Everything about him is unacceptable just as his approach to me, slow and deliberate although not entirely careful. If I don't catch myself, I may consider that he wants me to know that he's coming and allows me time to think and react. As ever, his touches come first, as light and gentle a night breeze on grass. It moves so effortlessly on my hair and against my scalp. This time, he looks at me long and searchingly, then drops his gaze and pulls back.
The touch gone, his withdrawal feels like a betrayal.
"Sorry," he says and suddenly cold fear coils in my stomach as I realize what he is about to say.
"You don't want me. You don't like me. I used to think that you being me entitled me the rights to take away anything which I felt was right. Then, I soon realized that in many sense, you and I were not the same. You don't know the sunlight that streams over the Nile and shines on the pyramids. You call the life energy that brings forth my kaa 'hocus-pocus'. Many times, I try to stop seeing you but it is difficult because I feel... unsafe... insecure... uncertain without the physical assurance that there is, indeed, someone who wants me to stay in this so-called Japan, 3000 years away from Kemet. I keep thinking about this dysfunctional relationship and mayhap, this is the right time to acknowledge the truth and withdra..."

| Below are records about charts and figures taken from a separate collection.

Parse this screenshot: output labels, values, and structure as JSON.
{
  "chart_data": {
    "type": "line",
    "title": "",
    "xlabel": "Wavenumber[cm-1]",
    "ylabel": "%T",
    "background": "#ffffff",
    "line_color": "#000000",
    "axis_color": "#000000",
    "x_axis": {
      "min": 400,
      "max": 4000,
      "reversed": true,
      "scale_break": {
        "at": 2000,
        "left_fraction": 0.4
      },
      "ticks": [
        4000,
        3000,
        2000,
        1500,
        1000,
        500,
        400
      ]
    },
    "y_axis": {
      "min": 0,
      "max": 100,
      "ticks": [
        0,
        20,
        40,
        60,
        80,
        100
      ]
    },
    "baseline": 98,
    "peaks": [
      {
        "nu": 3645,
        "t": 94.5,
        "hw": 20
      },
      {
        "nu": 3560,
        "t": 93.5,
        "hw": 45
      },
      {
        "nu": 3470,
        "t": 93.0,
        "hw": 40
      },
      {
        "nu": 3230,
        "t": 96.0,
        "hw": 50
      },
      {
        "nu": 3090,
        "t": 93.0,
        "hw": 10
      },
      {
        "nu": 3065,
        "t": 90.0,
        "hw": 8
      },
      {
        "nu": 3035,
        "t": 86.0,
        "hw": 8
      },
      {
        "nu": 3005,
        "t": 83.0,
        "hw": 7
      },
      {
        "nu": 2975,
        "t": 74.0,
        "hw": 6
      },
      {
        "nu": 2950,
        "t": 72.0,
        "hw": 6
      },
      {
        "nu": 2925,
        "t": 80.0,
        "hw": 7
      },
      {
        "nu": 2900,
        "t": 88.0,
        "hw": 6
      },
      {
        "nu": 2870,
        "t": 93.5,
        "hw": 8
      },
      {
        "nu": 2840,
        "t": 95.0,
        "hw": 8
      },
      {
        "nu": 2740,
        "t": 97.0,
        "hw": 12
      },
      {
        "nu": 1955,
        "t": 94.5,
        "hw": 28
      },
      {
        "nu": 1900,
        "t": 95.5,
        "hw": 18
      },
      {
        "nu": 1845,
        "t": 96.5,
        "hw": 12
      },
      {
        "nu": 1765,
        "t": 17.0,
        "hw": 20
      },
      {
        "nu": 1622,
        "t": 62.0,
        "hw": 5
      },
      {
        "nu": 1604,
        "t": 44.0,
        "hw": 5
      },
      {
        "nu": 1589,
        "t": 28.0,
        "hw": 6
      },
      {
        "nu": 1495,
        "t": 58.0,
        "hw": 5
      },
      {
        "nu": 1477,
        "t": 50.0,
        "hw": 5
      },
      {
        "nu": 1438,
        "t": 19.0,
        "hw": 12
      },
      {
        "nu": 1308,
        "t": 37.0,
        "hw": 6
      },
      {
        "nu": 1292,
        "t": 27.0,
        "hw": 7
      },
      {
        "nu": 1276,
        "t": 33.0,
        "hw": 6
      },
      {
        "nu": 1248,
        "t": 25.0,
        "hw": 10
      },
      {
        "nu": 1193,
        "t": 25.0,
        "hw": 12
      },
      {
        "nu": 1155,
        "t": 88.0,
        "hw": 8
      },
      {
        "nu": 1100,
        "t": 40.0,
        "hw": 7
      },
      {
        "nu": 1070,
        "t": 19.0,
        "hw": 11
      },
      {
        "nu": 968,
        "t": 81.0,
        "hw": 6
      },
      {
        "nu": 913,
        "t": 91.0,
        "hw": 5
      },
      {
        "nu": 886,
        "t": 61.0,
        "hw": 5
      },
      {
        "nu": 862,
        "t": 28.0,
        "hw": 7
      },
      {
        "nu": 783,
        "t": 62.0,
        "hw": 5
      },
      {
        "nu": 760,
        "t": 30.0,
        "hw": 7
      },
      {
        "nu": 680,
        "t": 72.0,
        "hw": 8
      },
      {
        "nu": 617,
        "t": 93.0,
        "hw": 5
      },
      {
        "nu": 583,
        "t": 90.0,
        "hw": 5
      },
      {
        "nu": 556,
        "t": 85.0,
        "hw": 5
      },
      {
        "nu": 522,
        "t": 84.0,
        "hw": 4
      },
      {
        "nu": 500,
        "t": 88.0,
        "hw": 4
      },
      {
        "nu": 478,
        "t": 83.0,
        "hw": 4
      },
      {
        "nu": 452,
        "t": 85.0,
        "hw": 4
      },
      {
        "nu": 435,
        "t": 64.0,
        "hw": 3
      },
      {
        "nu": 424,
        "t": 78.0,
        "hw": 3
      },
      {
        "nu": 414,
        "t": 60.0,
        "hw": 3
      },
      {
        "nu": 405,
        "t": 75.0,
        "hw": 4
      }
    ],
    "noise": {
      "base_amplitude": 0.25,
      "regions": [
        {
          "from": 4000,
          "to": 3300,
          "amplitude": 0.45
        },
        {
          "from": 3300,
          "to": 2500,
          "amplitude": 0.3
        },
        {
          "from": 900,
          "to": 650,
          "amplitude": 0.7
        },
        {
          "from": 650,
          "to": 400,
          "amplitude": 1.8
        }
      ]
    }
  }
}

"Shut up!" I snap. "Shut up. You talk too much."
It is all his fault, for coming here and provoking me in the first place. Why did he have to say something that hurts? Why did he have to look so forlorn and rejected?
I take his face in my hands and show him what a real kiss is, certainly not one of his tiny kisses that teases languorously along the curved lines of my lips. I kiss him with intimacy, full and wet, with my knuckles stroking his cheekbone. It is not until he trembles and opens his mouth that I lose it. All restrains and cautions forgotten, lips, teeth, and tongue meet in urgent need, tasting, sucking, biting. Passion and desire being fulfilled, his body, all small curves, linesand angles, melts into mine so right. My hands or his are clutching so hard that there will be bruises left for days but I no longer care. I can't stop at this moment and I don't want to. Let me consumed and burnt in the white blue light which is him. Let me fall and sink too deep that I cannot recover from it.
Things will change between us but my feeling is the same -- I like him and I like him too much.